If the universe began with an explosion, how did all of that exploded stuff come back together again to form even one star? If a star should explode, how would the mess it made clean itself up to become another star?
Not even gravity can put those explosions back together again.
There’s more truth in the nursery rhyme about Humpty Dumpty than there is in the mythology of modern cosmology with its big bangs and stars forming from cosmic dust clouds.
Humpty Dumpty sat on a wall.
Humpty Dumpty had a great fall.
All the king’s horses and all the king’s men
couldn’t put Humpty together again.
One of the blessings of our universe is that things don’t naturally compress through gravity to the point that a thermonuclear reaction starts.
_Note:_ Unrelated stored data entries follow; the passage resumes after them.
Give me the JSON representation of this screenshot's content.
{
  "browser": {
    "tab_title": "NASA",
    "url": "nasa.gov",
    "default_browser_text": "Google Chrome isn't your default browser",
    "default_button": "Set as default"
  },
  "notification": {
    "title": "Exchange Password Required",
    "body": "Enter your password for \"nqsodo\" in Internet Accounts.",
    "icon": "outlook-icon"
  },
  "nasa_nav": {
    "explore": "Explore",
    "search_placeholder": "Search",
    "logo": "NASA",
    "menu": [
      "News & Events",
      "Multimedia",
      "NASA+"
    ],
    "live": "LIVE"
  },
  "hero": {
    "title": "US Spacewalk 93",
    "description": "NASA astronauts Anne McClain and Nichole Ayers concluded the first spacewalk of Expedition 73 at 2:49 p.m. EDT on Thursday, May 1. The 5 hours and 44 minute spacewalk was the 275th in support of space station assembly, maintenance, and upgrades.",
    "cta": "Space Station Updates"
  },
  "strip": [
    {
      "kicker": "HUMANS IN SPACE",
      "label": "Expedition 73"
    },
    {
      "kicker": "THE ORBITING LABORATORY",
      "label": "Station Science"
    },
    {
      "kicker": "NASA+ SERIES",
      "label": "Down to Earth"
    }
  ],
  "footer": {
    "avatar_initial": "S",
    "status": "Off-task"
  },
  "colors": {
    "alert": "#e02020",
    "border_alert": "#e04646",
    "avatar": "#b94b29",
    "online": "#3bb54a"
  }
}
If they did, the waters over the earth (along with all of the land) would have collapsed to the center of what once was the earth long ago.
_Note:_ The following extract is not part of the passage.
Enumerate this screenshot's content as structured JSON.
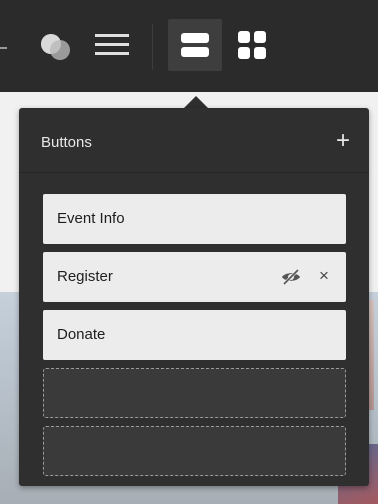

The reason stuff like that doesn’t happen is because of hydrostatic equilibrium. Gravity draws things together. Sure, but an opposing outward pressure keeps stuff from collapsing beyond an equilibrium point. If it didn’t, we wouldn’t be here.
Some claim that if there were a multiverse, an infinite number of universes all starting with explosions, then at least one of them would have to look like ours. Wrong. Blow things up an infinite number of times (or more) and none of those explosions, because of hydrostatic equilibrium, would turn into a universe with planets and stars.
Every one of those exploded verses in that multiverse would remain a mess forever.